"Desgraciado el país que necesita héroes". La frase de Bertolt Brecht, utilizada a conveniencia tantas veces, define una situación bien determinada, a caballo entre la política y la historia.
En mi opinión, no se refiere el dramaturgo alemán al héroe en el sentido griego, al sacrificado, al ejemplar, sino al salvapatrias, al que aparece como imprescindible ante sus conciudadanos en momentos críticos y luego se lo cobra eternizándose en el poder.

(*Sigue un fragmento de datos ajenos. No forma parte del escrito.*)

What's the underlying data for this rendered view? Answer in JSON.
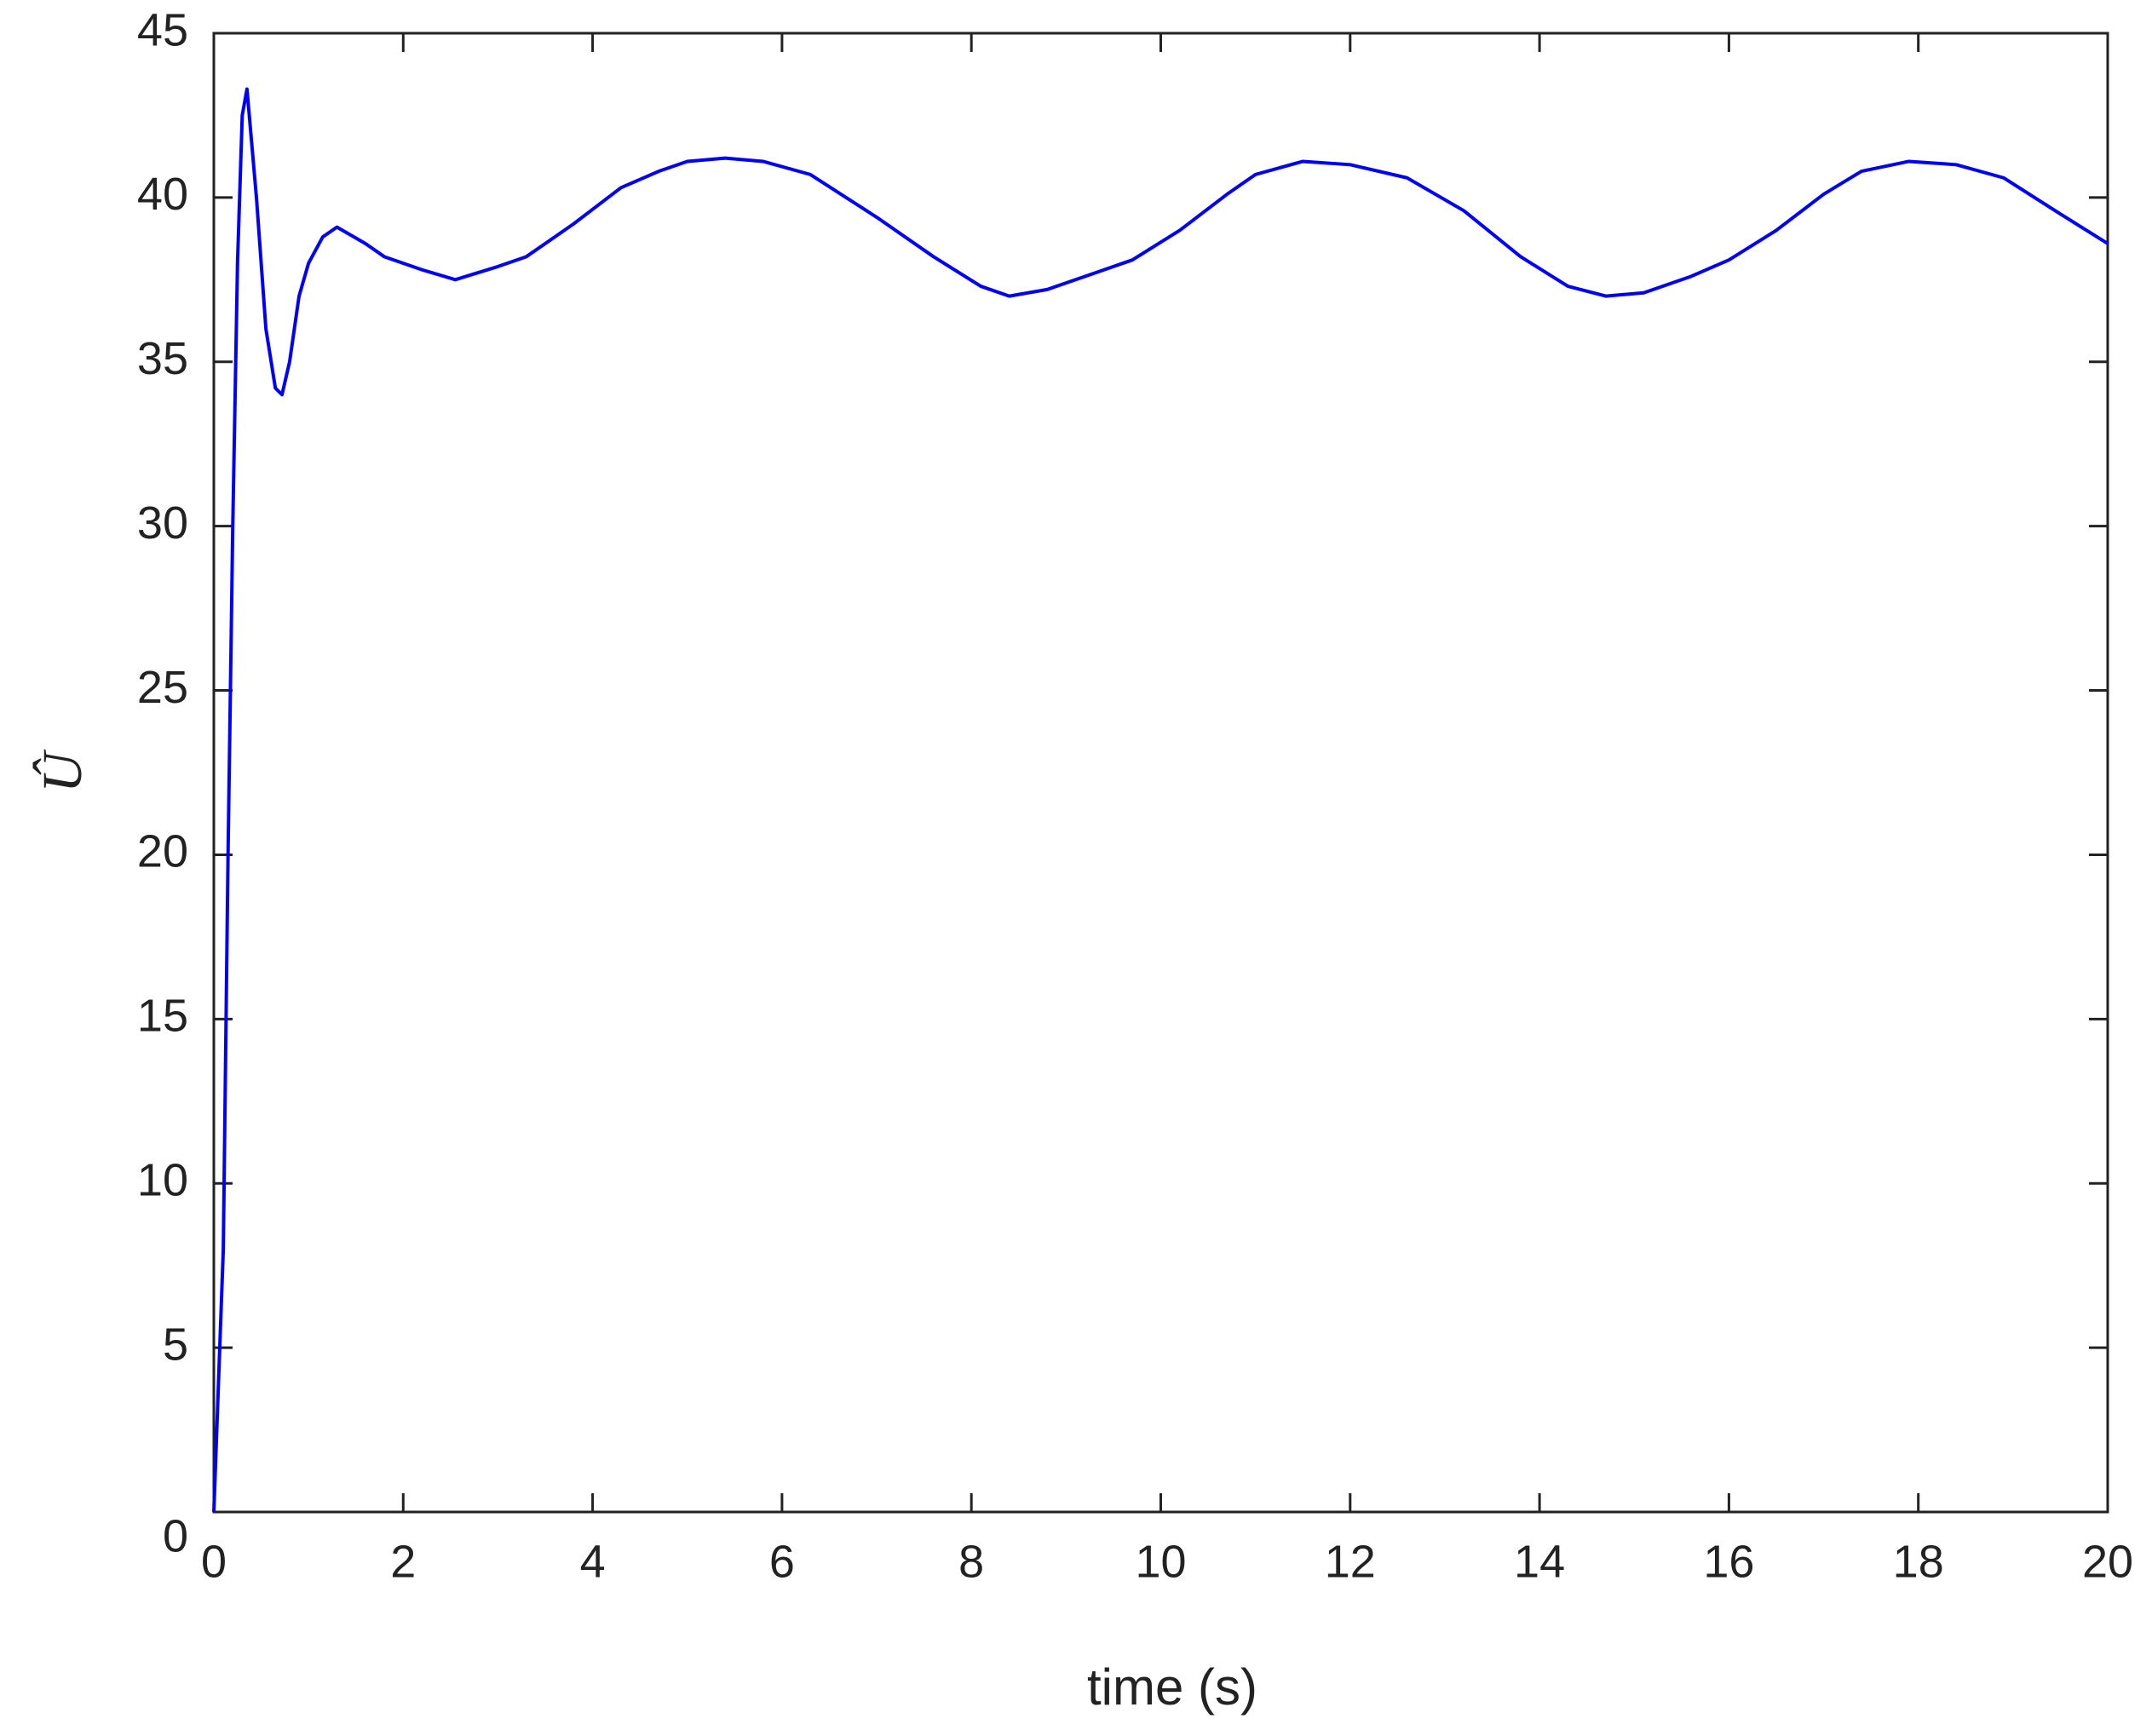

En mis encuentros con universitarios, especialmente con los hispanoamericanos, suelo utilizar una dirigida pregunta ¿cómo se llama el oresidente de Suiza, que ahora no recuerdo? Nunca han sabido contestarme. Lo siento por Micheline Calmy-Rey, la actual presidenta de la Confederación Helvética, pero me alegro por el pueblo suizo. Un pueblo milenario, con una dura geografía y clima en los que ha sabido encontrar seguridad y riqueza, que ha construido en un territorio con orografía compartimentada, una rica federación. Un estado que admira a su héroe nacional, Guillermo Tell y que ha sabido mantenerse neutral en las dos últimas guerras mundiales, esgrimiendo incluso la fuerza de sus ciudadanos en armas ante un prepotente Hitler. Un país que supera crisis económicas, que absorbe con orden una densa corriente migratoria y que esgrime altas cotas de nivel de enseñanza y de sanidad.
¡Y no recordamos como se llaman sus dirigentes políticos!

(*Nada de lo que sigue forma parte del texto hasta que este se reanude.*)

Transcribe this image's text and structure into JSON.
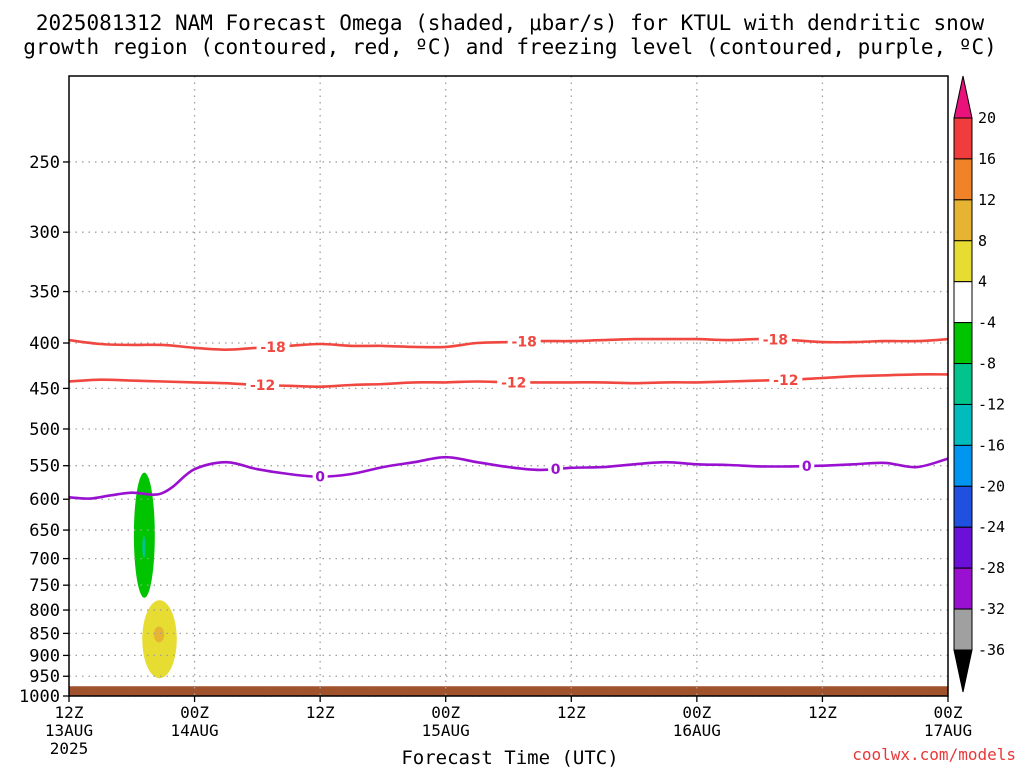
{
  "title_line1": "2025081312 NAM Forecast Omega (shaded, μbar/s) for KTUL with dendritic snow",
  "title_line2": "growth region (contoured, red, ºC) and freezing level (contoured, purple, ºC)",
  "credit": "coolwx.com/models",
  "colors": {
    "dgz_contour": "#f04840",
    "freezing_contour": "#9a10d0",
    "ground": "#a0522d",
    "grid": "#a0a0a0",
    "text": "#000000",
    "credit": "#e83838"
  },
  "chart_data": {
    "type": "contour",
    "xlabel": "Forecast Time (UTC)",
    "ylabel": "",
    "xlim": [
      "2025-08-13 12Z",
      "2025-08-17 00Z"
    ],
    "ylim": [
      1000,
      200
    ],
    "y_scale": "log-pressure",
    "grid": true,
    "x_ticks": [
      {
        "hour": "12Z",
        "date": "13AUG",
        "year": "2025"
      },
      {
        "hour": "00Z",
        "date": "14AUG",
        "year": ""
      },
      {
        "hour": "12Z",
        "date": "",
        "year": ""
      },
      {
        "hour": "00Z",
        "date": "15AUG",
        "year": ""
      },
      {
        "hour": "12Z",
        "date": "",
        "year": ""
      },
      {
        "hour": "00Z",
        "date": "16AUG",
        "year": ""
      },
      {
        "hour": "12Z",
        "date": "",
        "year": ""
      },
      {
        "hour": "00Z",
        "date": "17AUG",
        "year": ""
      }
    ],
    "y_ticks": [
      "250",
      "300",
      "350",
      "400",
      "450",
      "500",
      "550",
      "600",
      "650",
      "700",
      "750",
      "800",
      "850",
      "900",
      "950",
      "1000"
    ],
    "contours": [
      {
        "name": "-18",
        "color": "#f04840",
        "hours": [
          0,
          3,
          6,
          9,
          12,
          15,
          18,
          21,
          24,
          27,
          30,
          33,
          36,
          39,
          42,
          45,
          48,
          51,
          54,
          57,
          60,
          63,
          66,
          69,
          72,
          75,
          78,
          81,
          84
        ],
        "pressure": [
          397,
          401,
          402,
          402,
          405,
          407,
          405,
          403,
          401,
          403,
          403,
          404,
          404,
          400,
          399,
          398,
          398,
          397,
          396,
          396,
          396,
          397,
          396,
          397,
          399,
          399,
          398,
          398,
          396
        ],
        "label_hours": [
          19.5,
          43.5,
          67.5
        ]
      },
      {
        "name": "-12",
        "color": "#f04840",
        "hours": [
          0,
          3,
          6,
          9,
          12,
          15,
          18,
          21,
          24,
          27,
          30,
          33,
          36,
          39,
          42,
          45,
          48,
          51,
          54,
          57,
          60,
          63,
          66,
          69,
          72,
          75,
          78,
          81,
          84
        ],
        "pressure": [
          442,
          440,
          441,
          442,
          443,
          444,
          446,
          447,
          448,
          446,
          445,
          443,
          443,
          442,
          443,
          443,
          443,
          443,
          444,
          443,
          443,
          442,
          441,
          440,
          438,
          436,
          435,
          434,
          434
        ],
        "label_hours": [
          18.5,
          42.5,
          68.5
        ]
      },
      {
        "name": "0",
        "color": "#9a10d0",
        "hours": [
          0,
          2,
          4,
          6,
          8,
          9,
          10,
          12,
          15,
          18,
          21,
          24,
          27,
          30,
          33,
          36,
          39,
          42,
          45,
          48,
          51,
          54,
          57,
          60,
          63,
          66,
          69,
          72,
          75,
          78,
          81,
          84
        ],
        "pressure": [
          597,
          599,
          594,
          590,
          593,
          590,
          580,
          555,
          545,
          555,
          562,
          566,
          562,
          552,
          545,
          538,
          545,
          552,
          556,
          553,
          552,
          548,
          545,
          548,
          549,
          551,
          551,
          550,
          548,
          546,
          552,
          540
        ],
        "label_hours": [
          24,
          46.5,
          70.5
        ]
      }
    ],
    "shaded_regions": [
      {
        "value_range": [
          -8,
          -4
        ],
        "hours_range": [
          6.2,
          8.2
        ],
        "pressure_range": [
          560,
          775
        ],
        "color": "#00c400"
      },
      {
        "value_range": [
          -12,
          -8
        ],
        "hours_range": [
          7.0,
          7.3
        ],
        "pressure_range": [
          660,
          700
        ],
        "color": "#00c48c"
      },
      {
        "value_range": [
          4,
          8
        ],
        "hours_range": [
          7.0,
          10.3
        ],
        "pressure_range": [
          780,
          955
        ],
        "color": "#e6dc32"
      },
      {
        "value_range": [
          8,
          12
        ],
        "hours_range": [
          8.1,
          9.1
        ],
        "pressure_range": [
          835,
          870
        ],
        "color": "#e6b432"
      }
    ],
    "colorbar": {
      "ticks": [
        "20",
        "16",
        "12",
        "8",
        "4",
        "-4",
        "-8",
        "-12",
        "-16",
        "-20",
        "-24",
        "-28",
        "-32",
        "-36"
      ],
      "colors": [
        "#f03c3c",
        "#f08228",
        "#e6b432",
        "#e6dc32",
        "#ffffff",
        "#00c400",
        "#00c48c",
        "#00bcbc",
        "#0096f0",
        "#2050e0",
        "#6a10d8",
        "#9a10d0",
        "#a0a0a0"
      ],
      "top_arrow_color": "#e8127a",
      "bottom_arrow_color": "#000000"
    }
  }
}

Intente el lector llevar estos parámetros a la Venezuela de Hugo Chávez, a la Cuba de los Castro, a la Bolivia de Evo Morales, a la Nicaragua de los Ortega, al Túnez de Ben Ali o al Egipto de Mubarak... Me reservo por prudencia el citar a la España actual, donde el culto a la personalidad ha alcanzado estos días fervorosas manifestaciones.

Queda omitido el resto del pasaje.